The name Jall Aux Yeux derives from that of a village near the northwestern town of Bihac called Zaluzje, of which Petrovic said he was particularly fond. In Bosnian, the word “zal” (pronounced “jal”) means sorrow.

“Since in our band nobody speaks Chinese, we decided to do it in French,” Petrovic quipped.

In Bosnia, the use and popularity of the French language is decreasing as schools increasingly opt to teach English, German or even Turkish.

In Bihac, a town of 56,000 inhabitants, French is not taught in any school.

So, as a teacher of Latin, history and French, Petrovic has no chance currently of teaching the latter.

He writes the songs in French, he says, so as “not to forget” the language.

– ‘Dose of oxygen’ –

“This band is really cool. I feel like I got a dose of oxygen,” Asja Tiro, a 21-year-old student, who does not speak French, said after their Sarajevo concert in a cinema last month.

Petrovic, also the band’s guitarist, believes the curiosity value of being a Bosnian band singing in French while not actually speaking the language had helped initially to build up a following.

His texts are full of references to French culture and history, such as “The Plague” by Camus, the St. Bartholomew’s Day massacre of French Huguenots in 1572 or Gypsy jazz great Django Reinhardt, who spent most of his life in France.

But they also often echo Bosnia’s violent history.

“What about blood shed in the name of ideals?” sings Jusic.

“What about the mother without her children, what about children without their parents?
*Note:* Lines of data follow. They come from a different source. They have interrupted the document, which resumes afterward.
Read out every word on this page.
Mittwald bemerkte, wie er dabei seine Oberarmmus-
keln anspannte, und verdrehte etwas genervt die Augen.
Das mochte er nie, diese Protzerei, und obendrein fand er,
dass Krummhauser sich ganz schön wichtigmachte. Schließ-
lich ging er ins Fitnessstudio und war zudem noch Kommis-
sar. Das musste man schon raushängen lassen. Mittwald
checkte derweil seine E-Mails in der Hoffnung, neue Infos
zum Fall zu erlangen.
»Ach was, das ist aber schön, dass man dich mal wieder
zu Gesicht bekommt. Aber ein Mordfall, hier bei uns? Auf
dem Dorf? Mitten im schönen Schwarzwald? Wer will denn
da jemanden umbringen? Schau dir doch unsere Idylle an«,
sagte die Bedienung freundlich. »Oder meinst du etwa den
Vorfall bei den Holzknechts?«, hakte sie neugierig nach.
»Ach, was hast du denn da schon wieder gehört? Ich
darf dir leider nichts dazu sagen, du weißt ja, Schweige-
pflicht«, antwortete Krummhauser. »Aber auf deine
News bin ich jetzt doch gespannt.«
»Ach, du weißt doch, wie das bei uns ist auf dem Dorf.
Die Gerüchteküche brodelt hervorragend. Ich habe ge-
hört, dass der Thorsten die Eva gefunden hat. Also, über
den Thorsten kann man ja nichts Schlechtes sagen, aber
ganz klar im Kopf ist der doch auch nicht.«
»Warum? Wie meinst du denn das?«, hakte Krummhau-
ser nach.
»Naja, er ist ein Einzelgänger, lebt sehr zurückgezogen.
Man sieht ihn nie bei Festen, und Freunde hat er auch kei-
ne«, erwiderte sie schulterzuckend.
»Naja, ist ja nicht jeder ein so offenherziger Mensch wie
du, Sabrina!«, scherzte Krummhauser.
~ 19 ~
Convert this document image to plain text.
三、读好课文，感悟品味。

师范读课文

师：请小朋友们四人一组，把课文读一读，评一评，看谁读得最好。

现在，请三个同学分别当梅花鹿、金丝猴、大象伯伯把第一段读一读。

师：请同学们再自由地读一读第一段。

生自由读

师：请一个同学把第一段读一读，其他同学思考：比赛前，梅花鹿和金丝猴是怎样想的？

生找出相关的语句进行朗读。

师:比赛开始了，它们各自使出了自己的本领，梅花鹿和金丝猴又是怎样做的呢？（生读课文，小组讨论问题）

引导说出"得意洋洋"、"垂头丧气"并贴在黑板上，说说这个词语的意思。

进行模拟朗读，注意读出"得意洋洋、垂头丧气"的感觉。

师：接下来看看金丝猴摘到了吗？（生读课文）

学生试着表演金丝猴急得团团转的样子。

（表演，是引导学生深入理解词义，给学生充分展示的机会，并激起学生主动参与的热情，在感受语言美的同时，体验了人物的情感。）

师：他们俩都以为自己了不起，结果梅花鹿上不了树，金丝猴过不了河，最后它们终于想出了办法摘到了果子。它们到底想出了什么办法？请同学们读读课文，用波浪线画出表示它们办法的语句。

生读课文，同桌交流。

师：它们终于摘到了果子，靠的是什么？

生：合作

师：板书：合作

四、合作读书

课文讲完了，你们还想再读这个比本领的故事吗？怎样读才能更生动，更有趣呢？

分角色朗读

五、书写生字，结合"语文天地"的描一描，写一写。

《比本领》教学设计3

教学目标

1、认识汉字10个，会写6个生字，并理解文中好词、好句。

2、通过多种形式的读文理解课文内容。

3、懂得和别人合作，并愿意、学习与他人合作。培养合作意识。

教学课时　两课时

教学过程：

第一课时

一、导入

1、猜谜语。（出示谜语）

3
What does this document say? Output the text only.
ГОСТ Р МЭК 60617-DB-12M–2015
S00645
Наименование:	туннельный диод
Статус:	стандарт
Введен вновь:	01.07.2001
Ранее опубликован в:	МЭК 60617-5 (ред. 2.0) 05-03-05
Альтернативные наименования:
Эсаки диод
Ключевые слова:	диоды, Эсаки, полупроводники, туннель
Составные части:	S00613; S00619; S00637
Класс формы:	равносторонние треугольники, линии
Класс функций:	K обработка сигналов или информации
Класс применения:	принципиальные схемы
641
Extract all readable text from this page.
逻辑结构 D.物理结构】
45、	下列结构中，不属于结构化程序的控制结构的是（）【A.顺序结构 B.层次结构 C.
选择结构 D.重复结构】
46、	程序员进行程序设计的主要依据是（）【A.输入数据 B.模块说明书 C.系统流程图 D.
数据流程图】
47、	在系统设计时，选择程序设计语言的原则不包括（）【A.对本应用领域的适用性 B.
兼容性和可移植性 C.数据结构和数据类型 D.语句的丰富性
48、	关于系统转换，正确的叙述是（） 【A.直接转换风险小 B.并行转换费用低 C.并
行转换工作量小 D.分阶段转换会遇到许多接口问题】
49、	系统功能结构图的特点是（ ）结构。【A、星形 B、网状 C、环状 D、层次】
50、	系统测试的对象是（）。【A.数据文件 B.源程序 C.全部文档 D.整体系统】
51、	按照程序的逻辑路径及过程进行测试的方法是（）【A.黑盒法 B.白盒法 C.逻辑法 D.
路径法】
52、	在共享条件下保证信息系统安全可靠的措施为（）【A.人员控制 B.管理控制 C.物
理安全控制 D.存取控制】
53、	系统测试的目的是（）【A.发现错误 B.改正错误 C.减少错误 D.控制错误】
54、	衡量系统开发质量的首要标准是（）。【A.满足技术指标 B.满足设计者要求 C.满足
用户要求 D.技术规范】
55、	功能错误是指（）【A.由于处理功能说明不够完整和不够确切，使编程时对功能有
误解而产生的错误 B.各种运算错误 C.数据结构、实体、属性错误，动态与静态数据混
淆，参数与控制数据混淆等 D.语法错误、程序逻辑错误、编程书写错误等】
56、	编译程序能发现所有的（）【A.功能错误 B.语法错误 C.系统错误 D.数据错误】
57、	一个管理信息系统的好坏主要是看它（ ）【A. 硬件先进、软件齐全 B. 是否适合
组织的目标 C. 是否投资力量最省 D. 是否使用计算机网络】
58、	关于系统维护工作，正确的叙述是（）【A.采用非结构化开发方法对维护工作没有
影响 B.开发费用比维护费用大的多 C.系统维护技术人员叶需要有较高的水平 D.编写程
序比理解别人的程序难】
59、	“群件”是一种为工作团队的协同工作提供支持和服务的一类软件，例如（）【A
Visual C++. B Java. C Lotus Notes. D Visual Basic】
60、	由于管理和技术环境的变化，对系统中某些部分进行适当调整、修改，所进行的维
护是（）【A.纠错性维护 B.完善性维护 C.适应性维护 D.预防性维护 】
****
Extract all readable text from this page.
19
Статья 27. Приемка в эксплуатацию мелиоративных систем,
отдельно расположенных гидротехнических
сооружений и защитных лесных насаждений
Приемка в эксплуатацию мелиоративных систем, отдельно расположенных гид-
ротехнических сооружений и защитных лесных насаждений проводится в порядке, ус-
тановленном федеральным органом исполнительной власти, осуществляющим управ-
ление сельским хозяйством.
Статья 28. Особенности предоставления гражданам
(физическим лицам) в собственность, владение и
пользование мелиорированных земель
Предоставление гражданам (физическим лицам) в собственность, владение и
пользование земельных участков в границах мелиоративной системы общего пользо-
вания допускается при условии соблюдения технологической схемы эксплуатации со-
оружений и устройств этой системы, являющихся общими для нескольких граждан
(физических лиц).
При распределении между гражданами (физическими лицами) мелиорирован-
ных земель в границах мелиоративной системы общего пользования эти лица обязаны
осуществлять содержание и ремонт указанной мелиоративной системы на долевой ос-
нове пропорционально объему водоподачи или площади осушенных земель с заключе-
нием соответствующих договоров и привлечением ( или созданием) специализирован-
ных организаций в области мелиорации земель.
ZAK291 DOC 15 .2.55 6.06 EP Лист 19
I wash my hands of the matter, but they are covered with blood.”

In another song, he references the 1947 Albert Camus novel to celebrate the return of peace: “The bacillus is gone, the plague is gone,” he sings.

“This is a universal theme… The plague of Bosnia is war, but also society after the war, its inability to move towards the future” in an ethnically divided country, Petrovic told AFP.

Nearly 100,000 people died in the country’s inter-ethnic war in the 1990s.

– ‘Balkan madness, French freedom’ – 

Influenced by multiple genres, including jazz, blues, pop-rock, punk as well as Bosnia’s traditional sevdah folk music, the band’s style mixes guitar, bass, drums, trumpet, saxophone and mandolin.

“It’s an organic music, very lively. It is not chained by any rules, it is natural and diverse,” said drummer and percussionist Adnan Suljanovic, 45, an English teacher.

In a country devastated by the 1992-1995 war and later exhausted by more than 20 years of inter-ethnic disputes, the musicians — all teachers with one exception — want to convey “joy” and “optimism,” said Suljanovic.

“With a bit of our Balkan madness and French freedom, passing through our literary filter pushed by Jure, we arrive at something rather nice,” he said.